Ich zweifle an dem Friedensschluss. Die Vertreter des alten Deutschlands leben noch und warten im Hintergrund. Man sieht sie. Sie warten auf den Augenblick, um dem deutschen Volk die Notwendigkeit der völligen Selbstaufopferung, der sogenannten «nationalen Verteidigung», klarzumachen und dadurch für einige Zeit wieder ans Ruder zu kommen. Sie sind noch nicht tot, und die neue Regierung begreift es nicht, dass ihr nur ein völliger Bruch mit dem Alien Vertrauen und die Macht zum Friedensschluss geben kann. Die neue Regierung begreift manches nicht. Sie gibt sich pazifistisch. Aber es besteht ein großer, ein grundsätzlicher Unterschied zwischen jenen, die Pazifisten geworden, weil der Krieg verloren geht, und jenen, die Pazifisten wurden, weil er überhaupt gemacht wurde, die auch in den Zeilen des Sieges Pazifisten waren. Solche Männer, die niemals gewankt, die niemals das Verbrechen mitgemacht haben, braucht Deutschland. Sie allein könnten das deutsche Volk zum Frieden, zur Rettung in eine bessere Zukunft führen. Die anderen werden es zum Ruin, zur völligen Zerfleischung, zum Bolschewismus bringen.

Liebknecht hat das Zuchthaus verlassen dürfen. Nun kann Scheidemann sich erst seines Ministersessels freuen. Unmöglich wäre es gewesen, als demokratische und pazifistische Regierung zu fungieren und jenen Mann hinter Zuchthausmauern zu belassen, der als erster in Deutschland den Mut gehabt hat, das Verbrechen dieses Kriegs aufzudecken. Mit dieser Tat hat die neue Regierung Gutes vollbracht. Liebknechts Befreiung kann dem Frieden dienen. Und wie lange noch soll Friedrich Adler hinter Kerkermauern sitzen?

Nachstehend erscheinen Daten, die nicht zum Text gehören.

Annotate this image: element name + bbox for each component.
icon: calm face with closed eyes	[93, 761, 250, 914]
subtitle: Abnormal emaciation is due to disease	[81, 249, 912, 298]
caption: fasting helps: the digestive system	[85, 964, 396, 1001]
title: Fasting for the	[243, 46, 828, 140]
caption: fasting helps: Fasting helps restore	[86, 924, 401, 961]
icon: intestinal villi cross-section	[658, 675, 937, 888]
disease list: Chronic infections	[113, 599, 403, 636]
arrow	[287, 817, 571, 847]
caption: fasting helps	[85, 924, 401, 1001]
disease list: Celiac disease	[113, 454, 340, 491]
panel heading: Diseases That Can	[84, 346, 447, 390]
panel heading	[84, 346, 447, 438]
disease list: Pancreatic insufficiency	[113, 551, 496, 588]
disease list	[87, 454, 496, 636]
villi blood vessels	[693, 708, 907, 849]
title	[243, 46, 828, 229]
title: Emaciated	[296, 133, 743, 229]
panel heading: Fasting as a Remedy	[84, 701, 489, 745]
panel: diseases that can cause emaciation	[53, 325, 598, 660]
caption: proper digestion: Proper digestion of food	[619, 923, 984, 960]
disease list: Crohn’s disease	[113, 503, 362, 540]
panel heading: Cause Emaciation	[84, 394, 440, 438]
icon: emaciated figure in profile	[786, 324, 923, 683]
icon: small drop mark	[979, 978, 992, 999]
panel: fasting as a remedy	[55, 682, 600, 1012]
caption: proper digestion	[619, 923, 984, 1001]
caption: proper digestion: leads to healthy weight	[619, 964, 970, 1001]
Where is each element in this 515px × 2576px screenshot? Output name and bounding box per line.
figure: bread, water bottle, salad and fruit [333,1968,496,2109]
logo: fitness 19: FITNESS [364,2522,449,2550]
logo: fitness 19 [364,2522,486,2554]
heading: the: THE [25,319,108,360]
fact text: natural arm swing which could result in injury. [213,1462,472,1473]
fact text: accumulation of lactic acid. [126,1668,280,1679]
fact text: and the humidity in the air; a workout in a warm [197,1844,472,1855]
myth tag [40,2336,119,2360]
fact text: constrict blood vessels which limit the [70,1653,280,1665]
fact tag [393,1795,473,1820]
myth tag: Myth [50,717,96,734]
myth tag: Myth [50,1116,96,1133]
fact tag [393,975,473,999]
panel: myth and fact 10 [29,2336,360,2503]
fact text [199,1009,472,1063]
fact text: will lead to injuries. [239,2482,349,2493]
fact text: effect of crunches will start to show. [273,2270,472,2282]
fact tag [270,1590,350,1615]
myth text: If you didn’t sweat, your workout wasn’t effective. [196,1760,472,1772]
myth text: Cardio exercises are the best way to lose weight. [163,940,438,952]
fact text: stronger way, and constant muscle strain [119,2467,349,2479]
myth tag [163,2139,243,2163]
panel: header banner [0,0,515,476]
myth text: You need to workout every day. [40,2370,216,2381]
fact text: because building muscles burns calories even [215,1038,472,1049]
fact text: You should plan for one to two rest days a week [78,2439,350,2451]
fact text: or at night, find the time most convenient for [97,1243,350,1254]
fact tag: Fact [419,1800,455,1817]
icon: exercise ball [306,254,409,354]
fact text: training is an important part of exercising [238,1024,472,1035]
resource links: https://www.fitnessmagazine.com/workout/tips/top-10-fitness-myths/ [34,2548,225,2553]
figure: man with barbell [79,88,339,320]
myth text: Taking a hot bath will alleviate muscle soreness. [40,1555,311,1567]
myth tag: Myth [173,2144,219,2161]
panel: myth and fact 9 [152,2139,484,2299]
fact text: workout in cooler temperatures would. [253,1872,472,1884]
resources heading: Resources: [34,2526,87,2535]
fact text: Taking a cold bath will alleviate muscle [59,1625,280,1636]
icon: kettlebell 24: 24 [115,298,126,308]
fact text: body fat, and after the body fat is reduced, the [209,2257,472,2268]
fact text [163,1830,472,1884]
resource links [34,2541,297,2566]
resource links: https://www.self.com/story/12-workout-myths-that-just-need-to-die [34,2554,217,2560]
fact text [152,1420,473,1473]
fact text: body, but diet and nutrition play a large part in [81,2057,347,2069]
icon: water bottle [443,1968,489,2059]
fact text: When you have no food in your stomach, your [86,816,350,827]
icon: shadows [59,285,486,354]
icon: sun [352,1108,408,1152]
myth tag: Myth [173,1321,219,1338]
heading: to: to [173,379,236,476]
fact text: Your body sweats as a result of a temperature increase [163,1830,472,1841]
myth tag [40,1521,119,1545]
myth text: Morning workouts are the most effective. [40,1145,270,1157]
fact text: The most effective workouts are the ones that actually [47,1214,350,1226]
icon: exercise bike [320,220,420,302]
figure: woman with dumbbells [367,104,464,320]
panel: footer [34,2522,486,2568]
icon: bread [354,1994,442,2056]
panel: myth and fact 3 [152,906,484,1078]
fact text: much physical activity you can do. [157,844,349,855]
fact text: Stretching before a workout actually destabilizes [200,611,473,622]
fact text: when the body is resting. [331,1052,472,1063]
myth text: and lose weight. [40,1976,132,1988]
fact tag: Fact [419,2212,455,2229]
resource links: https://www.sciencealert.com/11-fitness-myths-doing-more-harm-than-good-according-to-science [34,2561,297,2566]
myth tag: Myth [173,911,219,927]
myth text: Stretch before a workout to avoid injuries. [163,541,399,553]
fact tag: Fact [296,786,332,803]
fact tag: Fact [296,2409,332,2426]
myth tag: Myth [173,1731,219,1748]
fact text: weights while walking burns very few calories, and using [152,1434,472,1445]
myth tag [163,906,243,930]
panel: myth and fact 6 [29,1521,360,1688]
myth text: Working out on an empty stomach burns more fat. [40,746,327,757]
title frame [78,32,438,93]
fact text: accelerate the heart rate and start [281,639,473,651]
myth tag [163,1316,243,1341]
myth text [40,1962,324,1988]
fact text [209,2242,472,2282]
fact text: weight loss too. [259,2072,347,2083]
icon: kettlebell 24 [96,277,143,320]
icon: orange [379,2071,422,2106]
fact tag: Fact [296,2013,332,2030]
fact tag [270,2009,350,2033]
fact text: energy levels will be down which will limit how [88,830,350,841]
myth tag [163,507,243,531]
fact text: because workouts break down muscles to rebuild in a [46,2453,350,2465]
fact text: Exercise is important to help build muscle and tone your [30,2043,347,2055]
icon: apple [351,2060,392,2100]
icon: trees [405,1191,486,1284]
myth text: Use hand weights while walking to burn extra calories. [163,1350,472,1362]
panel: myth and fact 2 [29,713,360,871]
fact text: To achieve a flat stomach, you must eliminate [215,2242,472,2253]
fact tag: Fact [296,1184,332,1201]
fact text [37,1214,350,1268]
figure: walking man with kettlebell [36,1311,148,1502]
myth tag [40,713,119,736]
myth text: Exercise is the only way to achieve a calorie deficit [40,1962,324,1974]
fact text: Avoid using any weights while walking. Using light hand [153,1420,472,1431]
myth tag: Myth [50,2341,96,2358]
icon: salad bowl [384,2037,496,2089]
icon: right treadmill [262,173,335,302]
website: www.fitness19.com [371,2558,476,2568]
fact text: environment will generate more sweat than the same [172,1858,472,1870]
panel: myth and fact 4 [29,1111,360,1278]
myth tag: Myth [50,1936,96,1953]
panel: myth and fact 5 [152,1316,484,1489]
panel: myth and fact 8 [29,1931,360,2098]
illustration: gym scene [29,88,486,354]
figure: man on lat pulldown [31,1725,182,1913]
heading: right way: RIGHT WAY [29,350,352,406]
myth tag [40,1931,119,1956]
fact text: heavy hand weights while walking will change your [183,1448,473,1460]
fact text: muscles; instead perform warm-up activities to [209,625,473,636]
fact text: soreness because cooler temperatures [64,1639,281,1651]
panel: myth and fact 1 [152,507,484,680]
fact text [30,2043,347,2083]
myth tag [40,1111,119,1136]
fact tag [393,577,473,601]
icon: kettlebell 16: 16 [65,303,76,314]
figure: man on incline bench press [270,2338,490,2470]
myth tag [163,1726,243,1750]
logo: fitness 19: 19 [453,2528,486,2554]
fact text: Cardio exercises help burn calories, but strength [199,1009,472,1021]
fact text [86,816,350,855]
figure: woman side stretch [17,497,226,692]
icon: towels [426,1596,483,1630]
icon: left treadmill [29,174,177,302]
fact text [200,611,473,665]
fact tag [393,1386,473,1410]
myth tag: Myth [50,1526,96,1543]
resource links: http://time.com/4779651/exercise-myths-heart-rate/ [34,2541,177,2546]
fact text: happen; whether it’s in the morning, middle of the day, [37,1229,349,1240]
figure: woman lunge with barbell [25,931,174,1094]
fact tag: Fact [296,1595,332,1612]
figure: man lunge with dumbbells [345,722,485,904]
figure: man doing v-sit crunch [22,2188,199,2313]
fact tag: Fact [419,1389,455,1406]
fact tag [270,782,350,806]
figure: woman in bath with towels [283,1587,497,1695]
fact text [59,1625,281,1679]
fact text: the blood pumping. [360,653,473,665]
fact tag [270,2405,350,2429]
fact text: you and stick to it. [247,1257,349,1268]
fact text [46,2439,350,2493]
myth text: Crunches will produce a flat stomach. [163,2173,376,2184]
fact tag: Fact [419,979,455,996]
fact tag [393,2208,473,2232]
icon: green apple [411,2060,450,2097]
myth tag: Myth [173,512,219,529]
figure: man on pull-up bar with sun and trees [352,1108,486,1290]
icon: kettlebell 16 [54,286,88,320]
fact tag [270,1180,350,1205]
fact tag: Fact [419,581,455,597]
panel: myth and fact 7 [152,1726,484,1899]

Man ist an solche Raschheiten des Verkehrs längst nicht mehr gewöhnt. Bereits heute nachmittag war die Antwort Wilsons auf die deutsche Note da, die wir erst vorgestern kennen gelernt haben. Eine umfangreiche Note, aber eine gewichtige auch. In Deutschlands Geschichte von unerhörter Tragweite und Schwere.

Präsident Wilson nimmt den deutschen Vorschlag auf Vermittlung des Waffenstillstandes bei der Entente an. Er fühlt, «dass er nicht mehr sich weigern könne, mit den Regierungen, mit denen die Regierung der Vereinigten Staaten verbündet ist, der Frage eines Waffenstillstandes näherzutreten».

Aber er lässt erkennen, dass die Bedingungen dieses Waffenstillstandes, wenn die Regierungen der Entente überhaupt darauf eingehen sollten, nicht leicht sein werden. Es müsste ein Waffenstillstand sein, der eine Wiederaufnahme der Feindseligkeiten durch Deutschland unmöglich machen würde, der den Alliierten «das unbeschränkte Recht zur Sicherung der Einzelheiten des Friedens, mit denen die deutsche Regierung sich einverstanden erklärt hat, zu verbürgen und durchzusetzen»,wahren würde. Es werden also harte Bedingungen sein, die der Oberkommandierende der Ententeheere Deutschland stellen wird. Wilson nennt diese zu erwartenden Bedingungen selbst «außerordentliche Sicherungen», und er begründet deren Forderung damit, dass er die Demokratisierung Deutschlands doch nicht für so verbürgt hält, das sie als dauernd angesehen werden kann.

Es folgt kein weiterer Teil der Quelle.